In the present study, we show that the fourth PDZ domain of Scribble is able to recognize an internal region of the Dusp26 encompassing amino acids 158–172. According to the docking model, we assume that this region makes contacts with amino acids of the PDZ binding pocket, but mutation analysis of the PDZ domain is needed to confirm this hypothesis. Our data show that a tyrosine residue of Dusp26 (Y166) plays a crucial role in its interaction with Scribble, and it is localized in the “AYLM” motif of Dusp26 which is well conserved in several other phosphatases, suggesting it may have a regulative role and leading to the hypothesis of a general mechanism of interaction of the phosphatases with scaffold PDZ domains. The involvement of PDZ modules may help the phosphatase to achieve specificity and to orchestrate its function in concert with the other cell signals. Interestingly, tyrosine 138 of Dusp3, which corresponds to Y166 of Dusp26, is phosphorylated to regulate the activity of the enzyme [46]. In high-throughput screening, the AYLM motif was also found to be phosphorylated in other phosphatases [47].

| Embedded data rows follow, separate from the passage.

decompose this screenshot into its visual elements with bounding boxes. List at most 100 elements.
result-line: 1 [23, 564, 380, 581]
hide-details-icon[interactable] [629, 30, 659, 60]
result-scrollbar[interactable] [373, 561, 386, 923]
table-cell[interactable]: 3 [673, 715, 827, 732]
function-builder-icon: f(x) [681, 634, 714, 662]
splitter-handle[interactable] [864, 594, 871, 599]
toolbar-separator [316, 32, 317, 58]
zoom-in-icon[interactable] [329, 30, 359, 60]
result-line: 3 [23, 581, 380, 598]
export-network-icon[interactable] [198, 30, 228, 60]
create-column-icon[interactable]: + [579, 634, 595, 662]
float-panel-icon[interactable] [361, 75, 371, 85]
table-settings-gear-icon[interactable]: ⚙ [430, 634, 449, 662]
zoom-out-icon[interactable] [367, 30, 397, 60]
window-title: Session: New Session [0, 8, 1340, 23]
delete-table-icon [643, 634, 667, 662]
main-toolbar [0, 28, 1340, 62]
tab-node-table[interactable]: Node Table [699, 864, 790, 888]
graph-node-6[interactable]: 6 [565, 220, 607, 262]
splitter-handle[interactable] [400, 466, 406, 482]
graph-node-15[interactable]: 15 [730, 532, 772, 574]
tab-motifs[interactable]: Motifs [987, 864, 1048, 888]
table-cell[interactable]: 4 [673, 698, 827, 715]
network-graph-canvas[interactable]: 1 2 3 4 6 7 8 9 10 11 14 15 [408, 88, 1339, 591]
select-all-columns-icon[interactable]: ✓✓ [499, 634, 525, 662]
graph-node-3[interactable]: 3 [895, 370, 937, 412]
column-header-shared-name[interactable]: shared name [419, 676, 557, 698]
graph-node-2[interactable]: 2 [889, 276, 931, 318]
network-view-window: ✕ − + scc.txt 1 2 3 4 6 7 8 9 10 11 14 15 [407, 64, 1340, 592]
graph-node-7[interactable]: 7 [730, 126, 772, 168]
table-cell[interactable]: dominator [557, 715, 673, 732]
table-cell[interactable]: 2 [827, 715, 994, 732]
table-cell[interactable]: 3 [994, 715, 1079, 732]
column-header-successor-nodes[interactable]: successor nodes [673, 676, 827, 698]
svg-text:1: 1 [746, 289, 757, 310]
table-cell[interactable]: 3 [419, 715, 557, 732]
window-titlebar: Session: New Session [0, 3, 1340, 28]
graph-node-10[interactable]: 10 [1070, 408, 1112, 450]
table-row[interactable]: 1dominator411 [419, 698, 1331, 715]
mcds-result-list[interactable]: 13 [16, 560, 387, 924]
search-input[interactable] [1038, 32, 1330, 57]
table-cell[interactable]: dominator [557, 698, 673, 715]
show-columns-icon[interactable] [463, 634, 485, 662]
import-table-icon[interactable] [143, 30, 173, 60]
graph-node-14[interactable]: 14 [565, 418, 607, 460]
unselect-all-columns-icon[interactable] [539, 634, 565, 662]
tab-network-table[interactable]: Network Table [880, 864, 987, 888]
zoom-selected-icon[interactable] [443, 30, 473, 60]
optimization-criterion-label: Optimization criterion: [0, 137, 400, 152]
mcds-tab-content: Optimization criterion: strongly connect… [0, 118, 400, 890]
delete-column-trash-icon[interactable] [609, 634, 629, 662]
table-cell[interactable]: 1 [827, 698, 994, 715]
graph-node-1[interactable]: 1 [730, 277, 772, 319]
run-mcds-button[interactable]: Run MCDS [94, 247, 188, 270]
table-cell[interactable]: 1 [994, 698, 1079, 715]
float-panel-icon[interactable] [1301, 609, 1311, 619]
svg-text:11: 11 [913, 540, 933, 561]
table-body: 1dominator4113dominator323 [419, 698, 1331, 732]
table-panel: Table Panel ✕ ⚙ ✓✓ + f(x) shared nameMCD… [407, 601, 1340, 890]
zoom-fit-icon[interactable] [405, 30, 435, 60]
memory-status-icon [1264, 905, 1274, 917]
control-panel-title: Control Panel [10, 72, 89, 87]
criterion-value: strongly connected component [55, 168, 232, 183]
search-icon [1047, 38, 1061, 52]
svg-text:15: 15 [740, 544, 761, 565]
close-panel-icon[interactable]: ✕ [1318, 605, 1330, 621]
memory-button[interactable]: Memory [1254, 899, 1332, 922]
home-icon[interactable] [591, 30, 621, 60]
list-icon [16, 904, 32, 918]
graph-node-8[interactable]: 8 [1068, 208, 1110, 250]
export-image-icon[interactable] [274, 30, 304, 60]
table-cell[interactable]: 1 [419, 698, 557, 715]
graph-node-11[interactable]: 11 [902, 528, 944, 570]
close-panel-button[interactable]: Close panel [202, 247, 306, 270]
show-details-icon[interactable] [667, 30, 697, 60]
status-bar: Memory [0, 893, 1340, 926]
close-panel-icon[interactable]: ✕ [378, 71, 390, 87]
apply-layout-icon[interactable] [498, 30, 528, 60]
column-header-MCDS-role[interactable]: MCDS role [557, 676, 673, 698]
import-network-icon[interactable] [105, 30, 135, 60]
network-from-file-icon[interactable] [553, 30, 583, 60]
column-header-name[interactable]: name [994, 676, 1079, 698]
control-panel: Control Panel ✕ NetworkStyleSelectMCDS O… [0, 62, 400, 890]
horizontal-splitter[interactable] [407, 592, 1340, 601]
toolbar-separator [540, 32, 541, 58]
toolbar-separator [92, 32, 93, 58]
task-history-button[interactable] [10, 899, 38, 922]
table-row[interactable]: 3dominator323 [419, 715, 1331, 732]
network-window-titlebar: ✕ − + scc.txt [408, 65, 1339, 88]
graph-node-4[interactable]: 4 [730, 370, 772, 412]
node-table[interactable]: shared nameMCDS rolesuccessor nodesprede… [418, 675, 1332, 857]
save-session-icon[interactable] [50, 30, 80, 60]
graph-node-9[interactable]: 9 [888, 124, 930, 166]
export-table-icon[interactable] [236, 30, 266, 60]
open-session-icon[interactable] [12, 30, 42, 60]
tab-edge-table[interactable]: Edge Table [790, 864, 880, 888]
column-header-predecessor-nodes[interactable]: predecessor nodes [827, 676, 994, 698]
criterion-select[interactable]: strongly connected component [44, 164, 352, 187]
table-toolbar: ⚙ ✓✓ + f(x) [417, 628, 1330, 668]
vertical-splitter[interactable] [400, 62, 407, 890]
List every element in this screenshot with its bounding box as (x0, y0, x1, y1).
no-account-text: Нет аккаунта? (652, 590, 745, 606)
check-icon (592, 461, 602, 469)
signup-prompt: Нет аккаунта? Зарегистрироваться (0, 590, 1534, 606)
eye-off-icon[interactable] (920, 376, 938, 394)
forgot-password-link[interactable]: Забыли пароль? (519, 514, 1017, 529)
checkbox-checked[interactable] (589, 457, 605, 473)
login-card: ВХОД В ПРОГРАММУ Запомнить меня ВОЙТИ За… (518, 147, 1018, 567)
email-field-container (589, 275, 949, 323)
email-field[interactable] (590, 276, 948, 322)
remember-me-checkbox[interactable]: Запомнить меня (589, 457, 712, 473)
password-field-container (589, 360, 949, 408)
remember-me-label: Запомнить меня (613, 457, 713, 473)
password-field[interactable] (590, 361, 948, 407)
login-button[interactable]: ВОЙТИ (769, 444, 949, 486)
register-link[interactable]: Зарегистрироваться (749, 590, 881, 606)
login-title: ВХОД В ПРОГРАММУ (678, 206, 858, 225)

Atypical dual-specificity phosphatases are becoming more and more relevant as their complex network is further elucidated, and they seem to be promising drug targets to reprogram MAPK-dependent pathways altered in diseases [32,48]. However, the molecular mechanism that determines the target specificity of these enzymes is far from being elucidated, and too often the exact dephosphorylated residue is unknown, as is the phosphatase region that allows for the recognition. This knowledge is crucial for any clinical application, in order not to mislead the models, particularly for Dusp26 that has been recently associated with different pathologies such as cancer, as well as metabolic and neurodegenerative disorders [49,50]. Despite the fact that Dusp26, as many other phosphatases, has been considered an “undruggable” target, three chemical inhibitors of Dusp26 have been reported in literature. However, it is unlikely that they will be used clinically, mainly due to their off-target effects [32]. Our findings might be of particular interest in the development of novel and selective Dusp26 inhibitors for therapeutic applications.